The effectiveness of oxidative degradation in SBA removal from synthetic wastewater has strongly dependent on pH of the solution. Experimental results revealed that the efficiency of removal in acidic environment is higher than in basic. Initial hydrogen peroxide loading has a positive impact on the removal efficiency of SBA, increasing the ratio of H2O2/COD from 2 to 5 resulted an increase in SBA removal. The substrate degradation efficiency by UV+ H2O2 combination was optimum at H2O2/COD ratio of 5. It is worth noting that as more H2O2 has been added to solution, the increment of increasing in SBA removal becomes lower. The efficiency of SBA removal has been significantly affected by the initial FeSO4/Oxalic weight ratio, as this ratio increased, the degradation increased correspondingly.
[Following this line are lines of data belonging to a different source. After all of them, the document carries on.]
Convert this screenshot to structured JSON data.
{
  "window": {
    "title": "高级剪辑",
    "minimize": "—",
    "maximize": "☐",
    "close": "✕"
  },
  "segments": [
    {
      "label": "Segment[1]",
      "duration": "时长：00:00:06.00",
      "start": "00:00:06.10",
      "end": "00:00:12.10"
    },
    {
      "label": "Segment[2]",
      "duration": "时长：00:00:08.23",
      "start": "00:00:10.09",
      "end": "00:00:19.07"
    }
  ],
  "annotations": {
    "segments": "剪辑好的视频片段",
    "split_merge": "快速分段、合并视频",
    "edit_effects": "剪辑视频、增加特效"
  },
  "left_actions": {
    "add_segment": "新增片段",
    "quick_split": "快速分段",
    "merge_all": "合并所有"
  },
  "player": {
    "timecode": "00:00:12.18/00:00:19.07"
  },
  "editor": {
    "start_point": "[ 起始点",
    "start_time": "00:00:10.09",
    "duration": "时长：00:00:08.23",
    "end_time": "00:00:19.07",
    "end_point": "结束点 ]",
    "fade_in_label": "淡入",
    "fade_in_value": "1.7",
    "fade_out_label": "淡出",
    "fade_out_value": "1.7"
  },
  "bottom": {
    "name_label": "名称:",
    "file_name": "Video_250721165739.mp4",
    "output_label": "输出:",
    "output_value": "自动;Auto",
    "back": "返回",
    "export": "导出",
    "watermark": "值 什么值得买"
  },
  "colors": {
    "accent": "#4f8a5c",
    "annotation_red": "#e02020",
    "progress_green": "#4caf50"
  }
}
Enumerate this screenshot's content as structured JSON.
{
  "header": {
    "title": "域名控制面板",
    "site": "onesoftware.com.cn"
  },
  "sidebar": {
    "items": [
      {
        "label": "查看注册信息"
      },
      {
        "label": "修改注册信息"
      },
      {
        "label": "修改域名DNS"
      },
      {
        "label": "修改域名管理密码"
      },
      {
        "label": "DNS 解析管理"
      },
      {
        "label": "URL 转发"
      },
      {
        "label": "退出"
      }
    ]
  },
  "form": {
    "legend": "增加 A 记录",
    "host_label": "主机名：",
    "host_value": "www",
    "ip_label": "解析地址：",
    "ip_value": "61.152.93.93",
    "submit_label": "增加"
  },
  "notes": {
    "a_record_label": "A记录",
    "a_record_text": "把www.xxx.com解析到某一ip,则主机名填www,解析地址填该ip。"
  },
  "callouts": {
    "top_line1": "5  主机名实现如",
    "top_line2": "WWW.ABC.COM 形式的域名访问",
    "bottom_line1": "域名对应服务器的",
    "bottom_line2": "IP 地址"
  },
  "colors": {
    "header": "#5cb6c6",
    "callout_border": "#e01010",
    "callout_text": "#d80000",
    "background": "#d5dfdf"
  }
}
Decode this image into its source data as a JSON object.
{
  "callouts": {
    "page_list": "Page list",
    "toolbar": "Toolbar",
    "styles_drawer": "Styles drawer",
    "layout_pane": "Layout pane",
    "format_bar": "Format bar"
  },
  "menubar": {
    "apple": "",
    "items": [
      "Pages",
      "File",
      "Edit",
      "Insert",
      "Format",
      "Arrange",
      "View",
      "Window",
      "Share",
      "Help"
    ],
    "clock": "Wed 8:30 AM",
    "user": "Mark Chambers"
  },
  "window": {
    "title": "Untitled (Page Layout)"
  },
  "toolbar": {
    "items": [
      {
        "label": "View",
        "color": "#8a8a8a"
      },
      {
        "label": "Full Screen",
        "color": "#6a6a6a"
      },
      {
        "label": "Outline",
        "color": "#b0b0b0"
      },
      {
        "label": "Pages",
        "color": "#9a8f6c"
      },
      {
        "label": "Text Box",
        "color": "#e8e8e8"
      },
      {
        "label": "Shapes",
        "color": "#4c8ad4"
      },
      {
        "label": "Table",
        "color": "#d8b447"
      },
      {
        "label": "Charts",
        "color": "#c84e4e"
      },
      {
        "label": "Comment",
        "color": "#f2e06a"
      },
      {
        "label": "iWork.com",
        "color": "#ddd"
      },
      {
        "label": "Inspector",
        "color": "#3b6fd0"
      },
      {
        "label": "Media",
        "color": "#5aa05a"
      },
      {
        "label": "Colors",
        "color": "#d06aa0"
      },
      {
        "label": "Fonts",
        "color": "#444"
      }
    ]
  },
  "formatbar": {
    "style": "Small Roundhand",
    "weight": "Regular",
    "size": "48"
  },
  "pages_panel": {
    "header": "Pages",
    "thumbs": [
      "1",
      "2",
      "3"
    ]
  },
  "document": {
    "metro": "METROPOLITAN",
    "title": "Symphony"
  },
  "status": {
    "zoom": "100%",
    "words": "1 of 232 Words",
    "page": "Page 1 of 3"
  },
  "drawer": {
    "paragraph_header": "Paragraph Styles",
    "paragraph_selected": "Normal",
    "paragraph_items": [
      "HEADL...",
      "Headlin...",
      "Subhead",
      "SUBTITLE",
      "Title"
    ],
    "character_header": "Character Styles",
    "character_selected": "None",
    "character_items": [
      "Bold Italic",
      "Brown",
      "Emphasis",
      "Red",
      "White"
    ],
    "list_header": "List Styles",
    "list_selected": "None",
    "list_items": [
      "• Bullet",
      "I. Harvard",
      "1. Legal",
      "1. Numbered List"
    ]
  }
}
Results showed that the optimum addition of ferrioxalate complexes (in the ratio 1:2) enhanced the degradation by (20–30%) at 120 min of illumination time. It is the current opinion that this approach may boost the use of conventional photo Fenton in real applications. The advantages of such step over other processes are efficiency in destroying aromatic compounds, easy handling of the method, can be applied at room temperature, less energy demand and harmless products. Hence, combination of complexation based AOP with biological treatment is a promising alternative in developing a potential wastewater purification method.